No dia seguinte eu acordei cedo, fui lá ver como tava indo o pessoal na minha boca e subi direto pro escritório da 1. Só subi no foda-se, já que nenhum dos seguranças do Caburé me parou. Bati na porta antes de realmente entrar na sala, não ouvi anda que me mandasse esperar, mas uma mulher gritava lá dentro e eu parei, não querendo entrar e atrapalhar o que tava rolando. De fora, eu fiquei escutando o surto que acontecia lá dentro.
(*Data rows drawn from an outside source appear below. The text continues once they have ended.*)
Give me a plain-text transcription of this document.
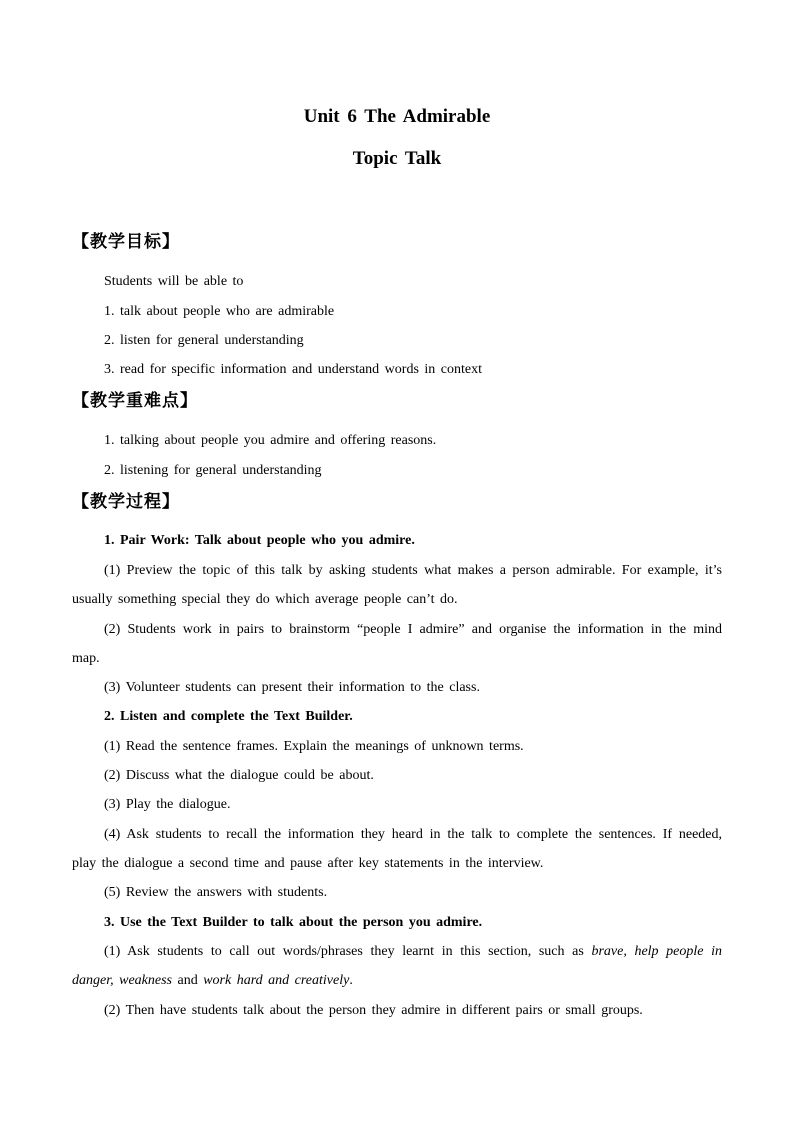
Unit 6 The Admirable
Topic Talk
【教学目标】
Students will be able to
1. talk about people who are admirable
2. listen for general understanding
3. read for specific information and understand words in context
【教学重难点】
1. talking about people you admire and offering reasons.
2. listening for general understanding
【教学过程】
1. Pair Work: Talk about people who you admire.
(1) Preview the topic of this talk by asking students what makes a person admirable. For example, it’s usually something special they do which average people can’t do.
(2) Students work in pairs to brainstorm “people I admire” and organise the information in the mind map.
(3) Volunteer students can present their information to the class.
2. Listen and complete the Text Builder.
(1) Read the sentence frames. Explain the meanings of unknown terms.
(2) Discuss what the dialogue could be about.
(3) Play the dialogue.
(4) Ask students to recall the information they heard in the talk to complete the sentences. If needed, play the dialogue a second time and pause after key statements in the interview.
(5) Review the answers with students.
3. Use the Text Builder to talk about the person you admire.
(1) Ask students to call out words/phrases they learnt in this section, such as brave, help people in danger, weakness and work hard and creatively.
(2) Then have students talk about the person they admire in different pairs or small groups.
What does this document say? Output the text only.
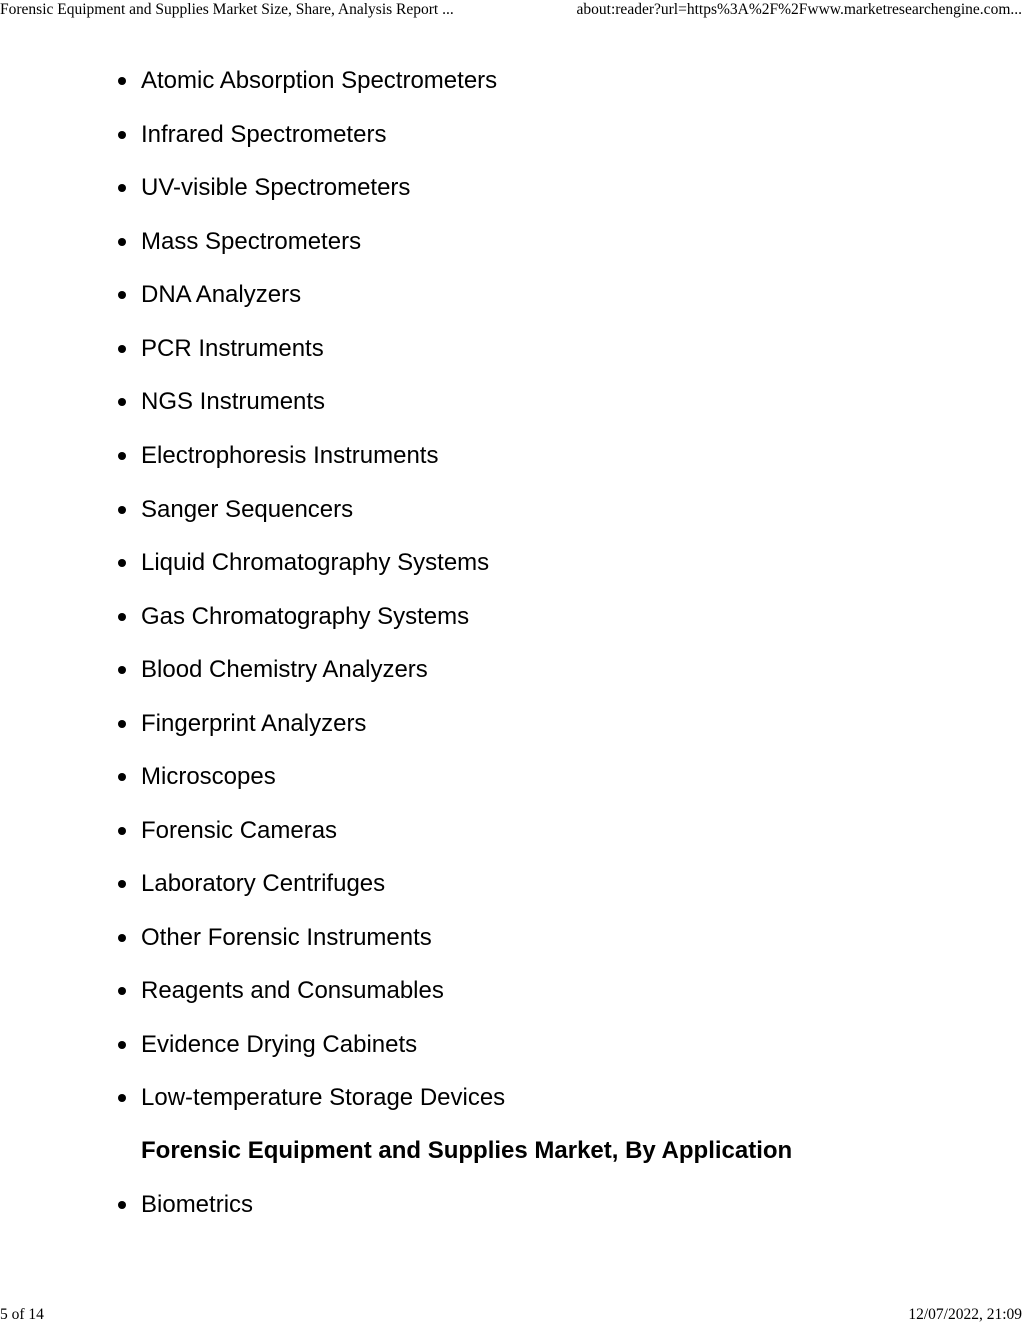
Forensic Equipment and Supplies Market Size, Share, Analysis Report ...	about:reader?url=https%3A%2F%2Fwww.marketresearchengine.com...
Atomic Absorption Spectrometers
Infrared Spectrometers
UV-visible Spectrometers
Mass Spectrometers
DNA Analyzers
PCR Instruments
NGS Instruments
Electrophoresis Instruments
Sanger Sequencers
Liquid Chromatography Systems
Gas Chromatography Systems
Blood Chemistry Analyzers
Fingerprint Analyzers
Microscopes
Forensic Cameras
Laboratory Centrifuges
Other Forensic Instruments
Reagents and Consumables
Evidence Drying Cabinets
Low-temperature Storage Devices
Forensic Equipment and Supplies Market, By Application
Biometrics
5 of 14	12/07/2022, 21:09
— Eu já te falei isso mil vezes, Salvador. Ela não pode se envolver nisso, você sabe o porquê tão bem quanto eu. Eu já te pedi, já te implorei pra tu não deixar, mas tu finge que não me ouve.

— Quem escolheu isso foi tua filha, Cláudia. Eu não botei uma arma na cabeça dela e mandei ela entrar pra boca. — Ele respondeu, a irritação marcando na voz.

— Mas tu pode impedir, caralho. É tu que manda e desmanda nessa favela, pelo amor de Deus.

— Tu que é mãe dela, porra. Se resolve tu com tua filha, eu não quero saber. — Falou e eu ouvi uma batida na mesa. — Não me perturba, caralho. Eu não quero saber. Não foi eu quem meteu pra nascer ela não, Cláudia. Foi tu e aquele merda do pai dela, é problema de vocês e dela. E sai da minha frente antes que eu te dê um tiro, bora. E ô, já sabe que o esquema continua, né? Se eu ficar sabendo que tu...

— Eu não vou fazer nada, porra.

Cláudia... irmão, aquele nome não me era estranho. Abri a porta da sala nessa hora, tava interrompendo, sabia, mas foda-se. Os dois tavam perdendo a linha ali já, era bom ter alguém pra separar antes que desse merda.

— É pra eu voltar depois? — Perguntei, me fazendo de sonso.

— Barbás, chegou na hora boa, olha ai. — Ele riu, sentando de novo na cadeira e apontando pra mulher mais velha e com a cara molhada de lágrimas. Ela me olhou com os olhos vermelhos e eu fiz o mesmo com ela, antes de olhar pro Caburé. — Tua sogrinha ai, parceiro. — Ele riu pra caralho e eu fiquei com uma porra de um ponto de interrogação no rosto. Calma ai, parceiro, que? Ele tavam falando na Nina?